Coal and Gas Sites Globally Threaten Health of 2 Billion Residents, Report Indicates
25% of the global residents dwells inside 5km of operational oil, gas, and coal sites, possibly risking the health of over 2 billion individuals as well as essential environmental systems, according to pioneering research.
Global Spread of Fossil Fuel Sites
In excess of 18.3k oil, gas, and coal mining sites are now spread across one hundred seventy states around the world, covering a large area of the Earth's surface.
Proximity to drilling wells, refineries, conduits, and other oil and gas operations raises the danger of cancer, lung diseases, cardiac problems, early delivery, and fatality, while also causing grave threats to water sources and atmospheric purity, and damaging soil.
Immediate Vicinity Hazards and Planned Growth
Nearly 463 million people, including one hundred twenty-four million youth, presently live inside 0.6 miles of fossil fuel locations, while an additional three thousand five hundred or so new facilities are presently proposed or being built that could require one hundred thirty-five million further individuals to face fumes, burning, and leaks.
Most functioning operations have established pollution concentrated areas, transforming nearby neighborhoods and critical ecosystems into often termed expendable regions – highly contaminated locations where poor and marginalized communities carry the unequal load of proximity to toxins.
Health and Environmental Consequences
The report outlines the harmful health consequences from mining, processing, and shipping, as well as illustrating how leaks, flares, and building destroy priceless environmental habitats and undermine individual rights – especially of those living near petroleum, natural gas, and coal infrastructure.
The report emerges as world leaders, not including the US – the greatest past source of carbon emissions – assemble in Belém, Brazil, for the thirtieth environmental talks in the context of growing concern at the limited movement in phasing out coal, oil, and gas, which are causing environmental breakdown and rights abuses.
"The fossil fuel industry and their state sponsors have maintained for a long time that economic growth requires fossil fuels.
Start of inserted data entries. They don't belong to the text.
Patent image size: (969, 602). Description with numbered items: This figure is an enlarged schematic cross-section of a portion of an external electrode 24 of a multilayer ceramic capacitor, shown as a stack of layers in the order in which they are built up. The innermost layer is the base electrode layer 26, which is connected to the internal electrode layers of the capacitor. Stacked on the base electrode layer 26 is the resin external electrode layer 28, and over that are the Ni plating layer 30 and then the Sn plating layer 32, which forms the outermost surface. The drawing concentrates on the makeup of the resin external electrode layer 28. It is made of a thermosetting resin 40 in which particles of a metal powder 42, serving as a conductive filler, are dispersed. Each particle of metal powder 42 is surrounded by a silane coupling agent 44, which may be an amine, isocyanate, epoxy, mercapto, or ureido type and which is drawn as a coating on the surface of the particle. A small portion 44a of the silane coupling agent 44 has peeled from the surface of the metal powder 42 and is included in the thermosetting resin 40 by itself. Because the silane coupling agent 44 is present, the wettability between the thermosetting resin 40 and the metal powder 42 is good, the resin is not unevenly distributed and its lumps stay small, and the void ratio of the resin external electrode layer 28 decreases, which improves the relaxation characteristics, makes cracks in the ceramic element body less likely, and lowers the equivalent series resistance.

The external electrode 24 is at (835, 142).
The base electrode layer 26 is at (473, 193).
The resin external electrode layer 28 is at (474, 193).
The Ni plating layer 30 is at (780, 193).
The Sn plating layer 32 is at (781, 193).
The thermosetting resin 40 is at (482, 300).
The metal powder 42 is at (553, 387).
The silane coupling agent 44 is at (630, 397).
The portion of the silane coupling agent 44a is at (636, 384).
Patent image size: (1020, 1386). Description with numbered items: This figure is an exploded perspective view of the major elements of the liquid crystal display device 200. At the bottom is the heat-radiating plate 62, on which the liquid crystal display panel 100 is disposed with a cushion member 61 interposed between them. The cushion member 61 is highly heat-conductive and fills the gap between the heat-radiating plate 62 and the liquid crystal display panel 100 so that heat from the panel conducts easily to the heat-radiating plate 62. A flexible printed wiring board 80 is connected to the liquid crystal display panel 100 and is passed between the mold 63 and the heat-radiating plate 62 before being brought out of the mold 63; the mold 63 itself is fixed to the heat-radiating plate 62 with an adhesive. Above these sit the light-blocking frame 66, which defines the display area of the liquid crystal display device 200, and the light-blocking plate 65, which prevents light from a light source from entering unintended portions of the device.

But it is clear that in the name of economic growth, they have instead served greed and earnings without limits, violated entitlements with near-complete exemption, and destroyed the atmosphere, natural world, and marine environments."
Global Talks and Global Urgency
The environmental summit occurs as the Philippines, the North American country, and Jamaica are suffering from superstorms that were worsened by higher atmospheric and ocean temperatures, with nations under increasing urgency to take firm steps to control fossil fuel companies and end extraction, subsidies, permits, and demand in order to follow a landmark judgment by the global judicial body.
In recent days, revelations indicated how over five thousand three hundred fifty oil and gas sector lobbyists have been allowed entry to the UN climate talks in the past four years, obstructing climate action while their employers extract unprecedented amounts of oil and gas.
Research Approach and Results
The quantitative research is founded on a groundbreaking mapping exercise by experts who cross-referenced records on the identified sites of oil and gas operations sites with population data, and records on vital ecosystems, greenhouse gas emissions, and native communities' land.
One-third of all functioning petroleum, coal, and gas facilities overlap with several key habitats such as a swamp, woodland, or aquatic network that is teeming with species diversity and vital for CO2 absorption or where ecological degradation or calamity could lead to environmental breakdown.
The real international extent is probably larger due to gaps in the documentation of oil and gas operations and incomplete population information in nations.
Natural Injustice and Indigenous Peoples
The findings demonstrate entrenched environmental unfairness and discrimination in proximity to oil, gas, and coal mining sectors.
Native communities, who represent one in twenty of the world's people, are unfairly exposed to life-shortening fossil fuel infrastructure, with one in six facilities situated on Indigenous lands.
"We endure intergenerational resistance weariness … Our bodies cannot endure [this]. We have never been the initiators but we have taken the force of all the conflict."
The spread of oil, gas, and coal has also been connected with land grabs, heritage destruction, social fragmentation, and loss of livelihoods, as well as violence, digital harassment, and lawsuits, both criminal and legal, against local representatives non-violently challenging the construction of transport lines, drilling projects, and additional facilities.